While Liverpool may have stopped their recent rot by defeating Manchester City at a raucous Anfield at the weekend, questions remain about their ability to challenge for the major honours this season.

To this end, the Reds are now priced at an average of 20/1 to win their second EPL title under the stewardship of Jurgen Klopp, with the current GGpoker welcome codes potentially affording you access to superior returns over time.

Trent Alexander-Arnold has been key to Liverpool’s successes in recent years, but he’s also central to the clubs’ trials and tribulations this season. So, has the time come to adapt Trent’s role at Anfield? Let’s get into it!

How Liverpool’s Issues Have Altered Trent’s Role

In many ways, Alexander-Arnold is the epitome of the modern fullback, operating relatively high up the pitch and emerging as a uniquely creative force in the Liverpool side.

In previous seasons, Liverpool’s three-man midfield included energetic players like Jordan Henderson and Georginio Wijnaldum in the widest positions, enabling them to cover for Trent and Andy Robertson as they marauded up the pitch.

This season, however, the Reds have undergone something of a tactical evolution. This has much to do with an aging and ever-changing midfield, along with the departure of Sadio Mane and the integration of Luis Diaz and new signing Darwin Nunez in attack.

When it comes to the former, the advancing ages of Henderson and James Milner have precipitated a significant sea change in midfield, which is now populated by more technical players like Thiago, Fabinho and Harvey Elliott.

This has left considerably less cover for Alexander-Arnold and Robertson during transitions, while Diaz and Nunez are more rigid in their positioning and a little less effective in the forward press.

Similarly, Diaz often adopts a much wider starting position that Mane, while Mohamed Salah has followed suit this season and forced Trent to naturally adopt a more central (albeit typically advanced) role a times.

Building From a More Rigid 4-4-2 Shape

Ahead of the recent UCL home game against Rangers, however, Klopp adopted a more rigid 4-2-3-1 shape, which became a classic 4-4-2 when out of position and featured two holding midfielders alongside four attackers.

Because of this, Trent was asked to play a more traditional right back role, playing noticeably deeper and maintaining a position much closer to his defensive teammates. In this respect, he played an important support role and was often the spare man in possession, although his ability to create chances was impaired considerably.

This hints at a change of role for the talented fullback, especially as Klopp looks to stabilise his side in the short-term. But is it the right change in role, and does it suit Trent’s attacking attributes?

While Trent can defend superbly one-on-one and is much better positionally when he’s asked to play primarily as a defensive fullback, it’s hard to ignore his attacking output through the years.
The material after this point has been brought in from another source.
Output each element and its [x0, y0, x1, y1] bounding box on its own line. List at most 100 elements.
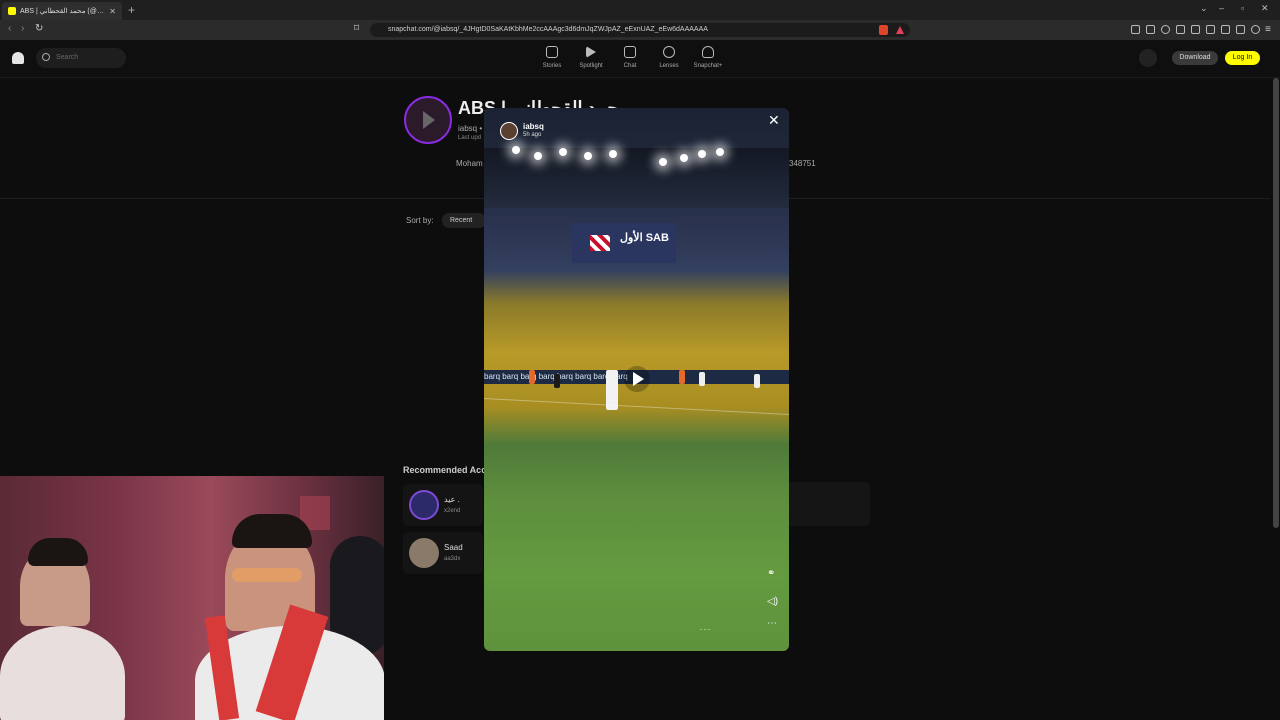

For example, he has made 171 EPL appearances since his debut in 2016, scoring 11 goals and providing an impressive 45 assists. This equates to one goal involvement every three games or so on average, which is quite incredible for an ostensibly defensive player.

In terms of big chances created, Alexander-Arnold has 66 to his name in the EPL since his debut.

To provide context, this is the 12th highest such value since such statistics started to be collated at the beginning of the 2010/11 season, with Trent registering more big chances than Wayne Rooney, former teammate Mane and even Arsenal’s assist king himself Mesut Ozil during his relatively short career.

TAA also averages 59.91 passes per match across his EPL career, highlighting his innate ability to dictate play and showcase an enviable range of passing.

The Last Word

Ultimately, these statistics suggest that Trent would be better deployed permanently in a more advanced role, perhaps as the right-sided midfielder in a central three.

Here, he would have a license to get on the ball and dictate play centrally, while also being allowed to break freely into the final third without leaving the defence overly exposed in wide areas.

It seems inevitable that he’ll evolve into such a role in the future, although now arguably the ideal time to encourage Alexander-Arnold to make such a leap as Liverpool undergo a transitional phase.

For now, however, it appears as though Klopp will focus on playing Trent in a more orthodox full back role, as he looks to get back to basics and make his side considerably harder to play against.